Should homeschool debate clubs register at Section 527 organizations?
Bradley Smith argues that federal government restrictions on tea party and other Constitution and conservative groups were not related to their tax-exempt status, but rather to their ability to gather, raise funds, and speak out on political topics (“The IRS Attack on Political Speech,” WSJ, August 5, 2013, online, and in print, August 6, 2013, page A13).
Tea Party and patriot groups were waiting for approve for Section 501(c)(4) status (not 501(c)(3) tax-exempt status). Smith notes:
IRS apologists argue that Section 501(c)(4) requires organizations to operate “exclusively for the promotion of social welfare,” but Section 501(c)(4) has never been interpreted to prohibit all political activity.
Groups advocating more government “social welfare” qualify and quickly receive the 501(c)(4) status. Apparently though, anti-government groups are suspected of being anti-social welfare. Without government and the various well-intended wage laws, employment regulations, and government social justice programs, fans of The State envision social welfare shoved over a cliff. (Sociologist Franz Oppenheimer offers a far more skeptical view of The State.)
As dozens or hundreds of these groups waited for government approval to speak out against elected politicians and federal government policies, the bland 2012 national election campaign came and went.
I wondered at the time where the strong, sometimes strident (and sometimes a bit crazy) Tea Party and pro-Constitution voices went, after they were so much in the news ahead of the 2010 elections.

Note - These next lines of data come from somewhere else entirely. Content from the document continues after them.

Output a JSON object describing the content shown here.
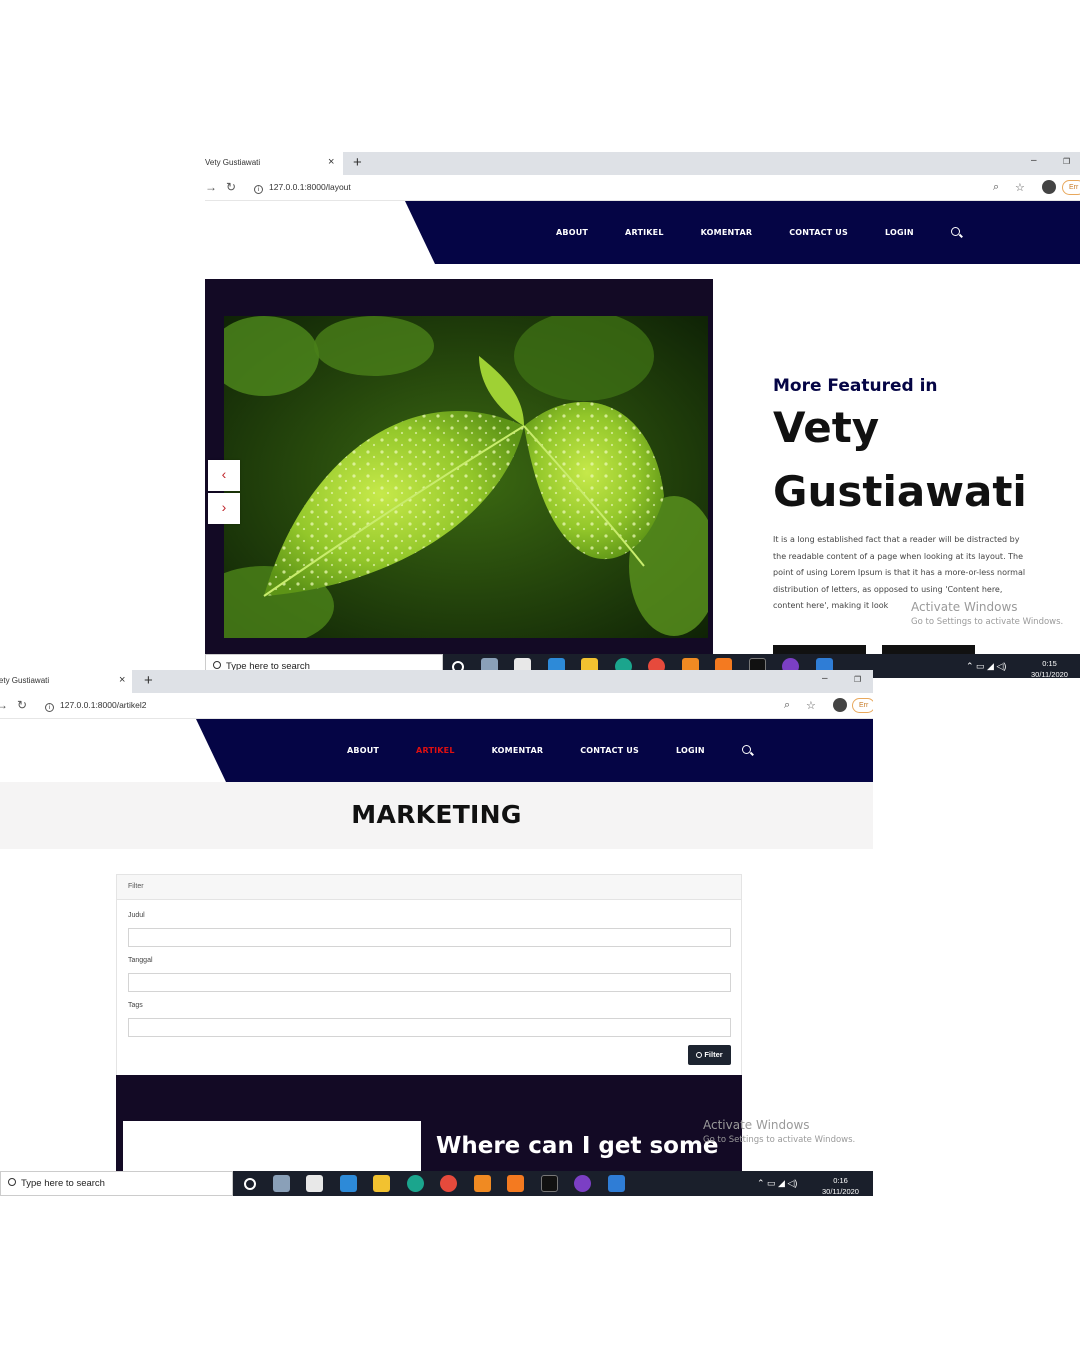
{
  "windows": [
    {
      "tab_title": "Vety Gustiawati",
      "url": "127.0.0.1:8000/layout",
      "nav": [
        "ABOUT",
        "ARTIKEL",
        "KOMENTAR",
        "CONTACT US",
        "LOGIN"
      ],
      "active_nav": "",
      "featured": {
        "kicker": "More Featured in",
        "name_line1": "Vety",
        "name_line2": "Gustiawati",
        "body": "It is a long established fact that a reader will be distracted by the readable content of a page when looking at its layout. The point of using Lorem Ipsum is that it has a more-or-less normal distribution of letters, as opposed to using 'Content here, content here', making it look"
      },
      "slider": {
        "prev": "‹",
        "next": "›"
      },
      "activate": {
        "line1": "Activate Windows",
        "line2": "Go to Settings to activate Windows."
      },
      "taskbar": {
        "search_placeholder": "Type here to search",
        "time": "0:15",
        "date": "30/11/2020"
      }
    },
    {
      "tab_title": "Vety Gustiawati",
      "url": "127.0.0.1:8000/artikel2",
      "nav": [
        "ABOUT",
        "ARTIKEL",
        "KOMENTAR",
        "CONTACT US",
        "LOGIN"
      ],
      "active_nav": "ARTIKEL",
      "page_title": "MARKETING",
      "filter": {
        "header": "Filter",
        "fields": [
          "Judul",
          "Tanggal",
          "Tags"
        ],
        "button": "Filter"
      },
      "post_title": "Where can I get some",
      "activate": {
        "line1": "Activate Windows",
        "line2": "Go to Settings to activate Windows."
      },
      "taskbar": {
        "search_placeholder": "Type here to search",
        "time": "0:16",
        "date": "30/11/2020"
      }
    }
  ],
  "chrome": {
    "new_tab": "+",
    "close": "×",
    "minimize": "–",
    "restore": "❐",
    "back": "←",
    "forward": "→",
    "reload": "↻",
    "zoom": "⌕",
    "star": "☆",
    "profile_pill": "Err"
  },
  "colors": {
    "nav_bg": "#050545",
    "hero_bg": "#130a25",
    "active_link": "#e01010",
    "taskbar_bg": "#1a1f2b"
  }
}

Turns out that with current federal election law, everyday people can’t organize and raise funds for political speech without a license from the federal government. If that seems weird and repressive, well, it is. The stated goal is to have transparency, so that big corporations, unions, and rich folks can’t stuff funds into political advocacy campaigns without their support being reported to the government and the public. But government-approved 501(c)4 groups can and do promote big-government policies and politicians every election cycle.
Here is an example from June, 2012, ahead of the last national elections: Wyoming Liberty and other groups wanted to spend money on political advertising but couldn’t find out from the Federal Election Commission if they were allowed to under current federal election law. The trib.com article begins:
Attorneys for three Wyoming residents who formed a grassroots organization called “Free Speech” filed a lawsuit in federal court…

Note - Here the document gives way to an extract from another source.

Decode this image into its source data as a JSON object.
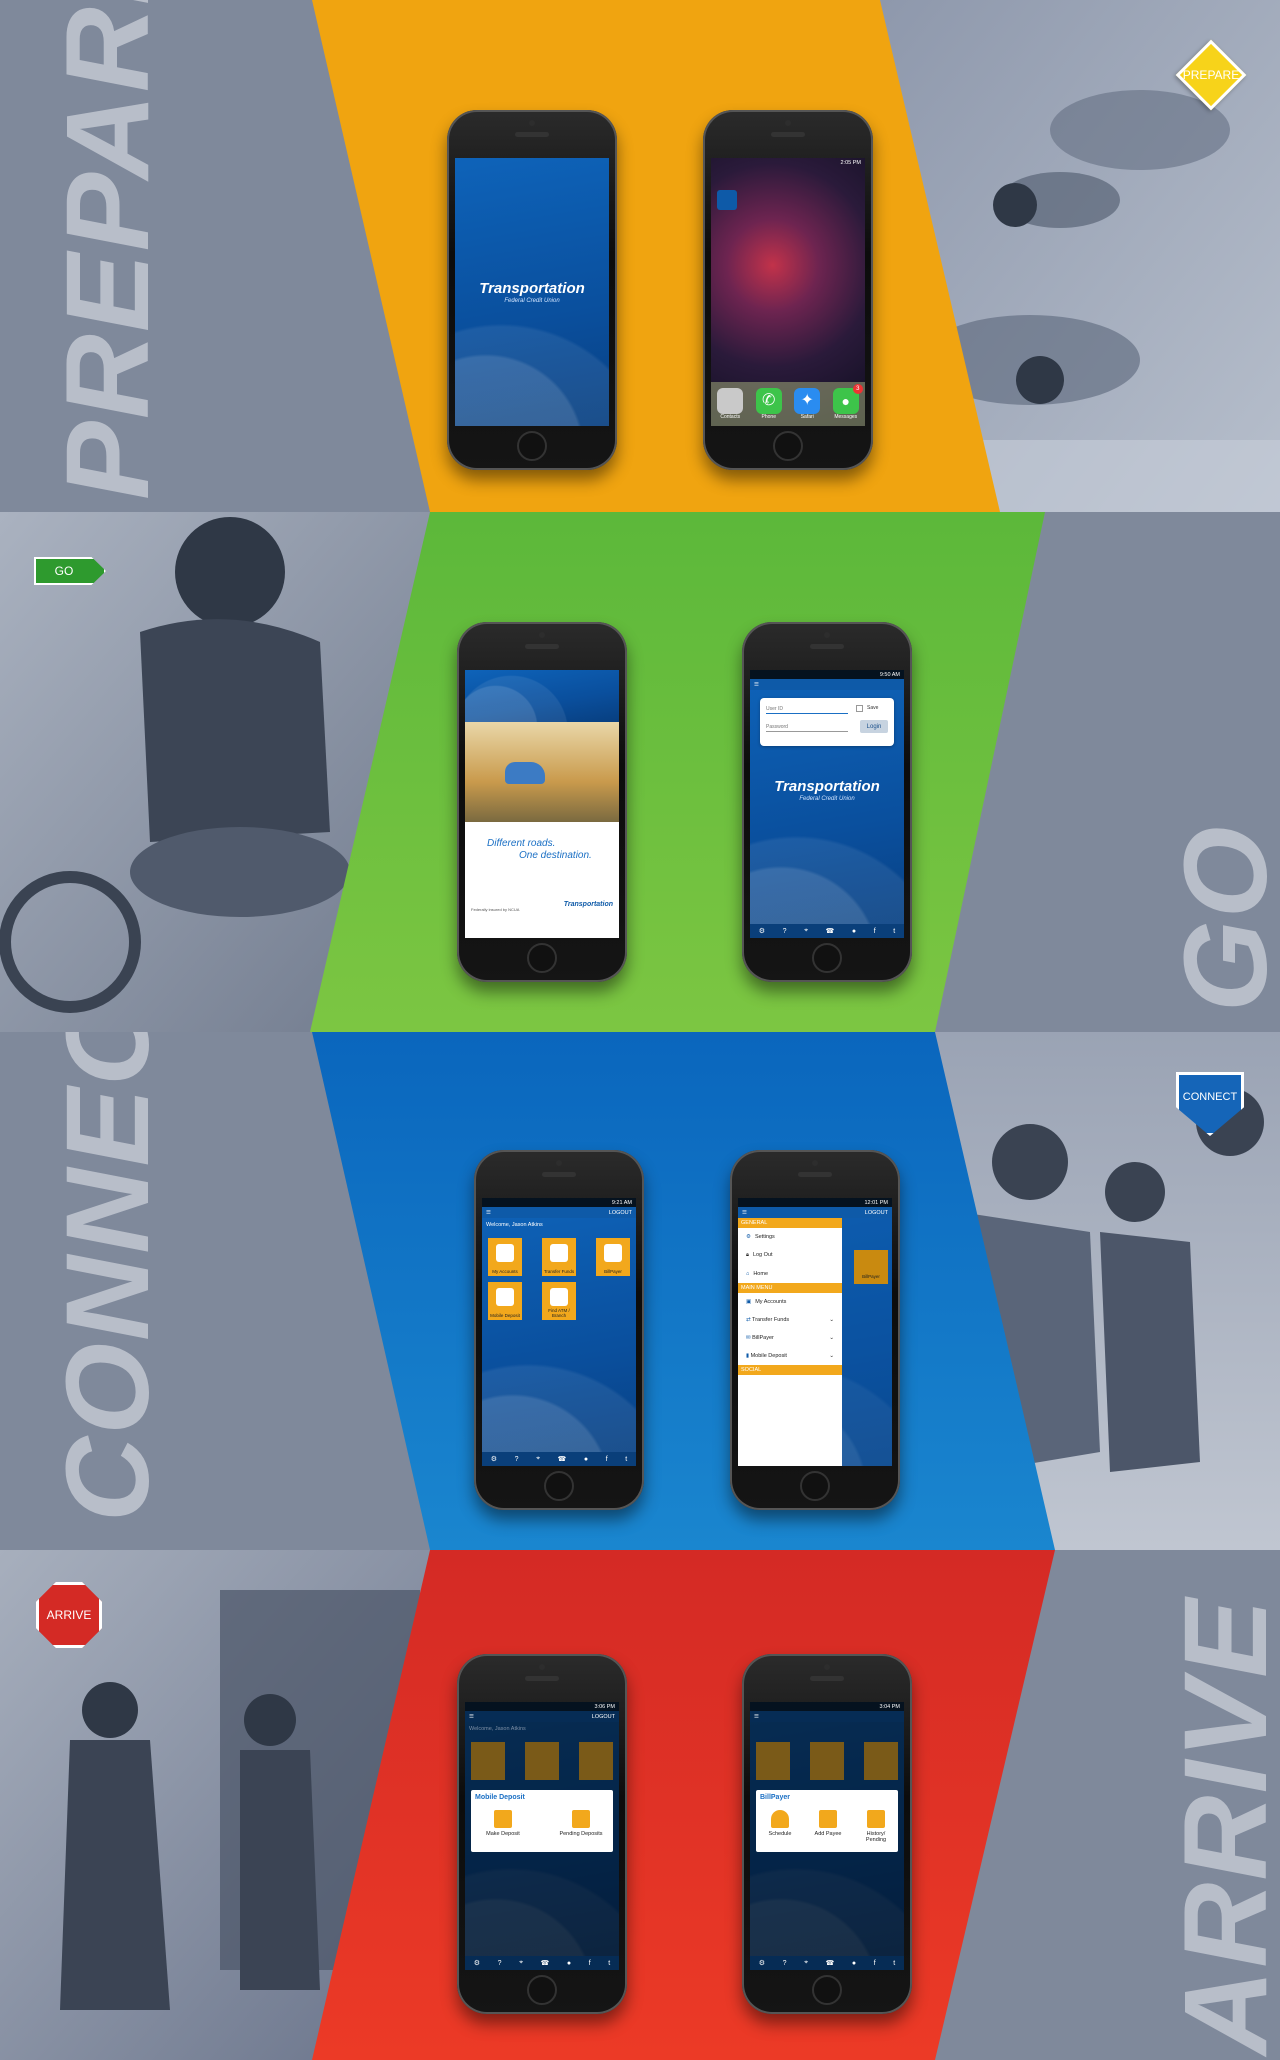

The first two words, “Attorneys for,” suggest a first restriction on free speech. If you can’t afford attorneys to advise you on federal election law, your group better sit out this campaign season. Better to just campaign for and donate to established candidates, rather than rock the establishment boat.
The Federal Election Commission did respond. Three times:
The organization in February sought an advisory opinion from the FEC to be sure its program would be consistent with the law. Ultimately, the FEC provided three contradictory draft advisory opinions, the lawsuit said. If the group does not register as a political action committee and then runs ads, it could be deemed in violation of the rules and subject to civil and criminal penalties.
More from Bradley Smith’s WSJ op-ed on why pro-government groups with their built-in “social welfare” clauses get a quick pass from the IRS:
This explains why left-wing groups such as MoveOn.org, People for the American Way, Naral Pro-Choice America, and the Brady Campaign to Prevent Gun Violence have operated for years under 501(c)(4) status. They spend millions to support liberal candidates and agendas, with nary a protest from Democrats now raging against the tea parties and other conservatives. By delaying approval for conservative groups, the IRS left them in legal limbo, with uncertain liabilities, obligations and ability to act…
For students researching federal election law reform, more layers of campaign regulation will not be the best solution. Campaign law is already complicated and each revision of regulations will likely require more lawyers to interpret and advise.
Smith claims these regulations limit freedom of speech by putting restrictions on efforts to organize and promote some kinds of political speech to wider audiences (for which donations are key).
|“The IRS Attack on Political Speech (WSJ, August 5, 2013, online, and in print, August 6, 2013, page A13).|
If the Federal Election Commission decides to investigate homeschool debate clubs, will they discover unregistered political advocacy?
Bradley Smith is Chairman of the Center for Competitive Politics, and was chairman of the Federal Election Commission.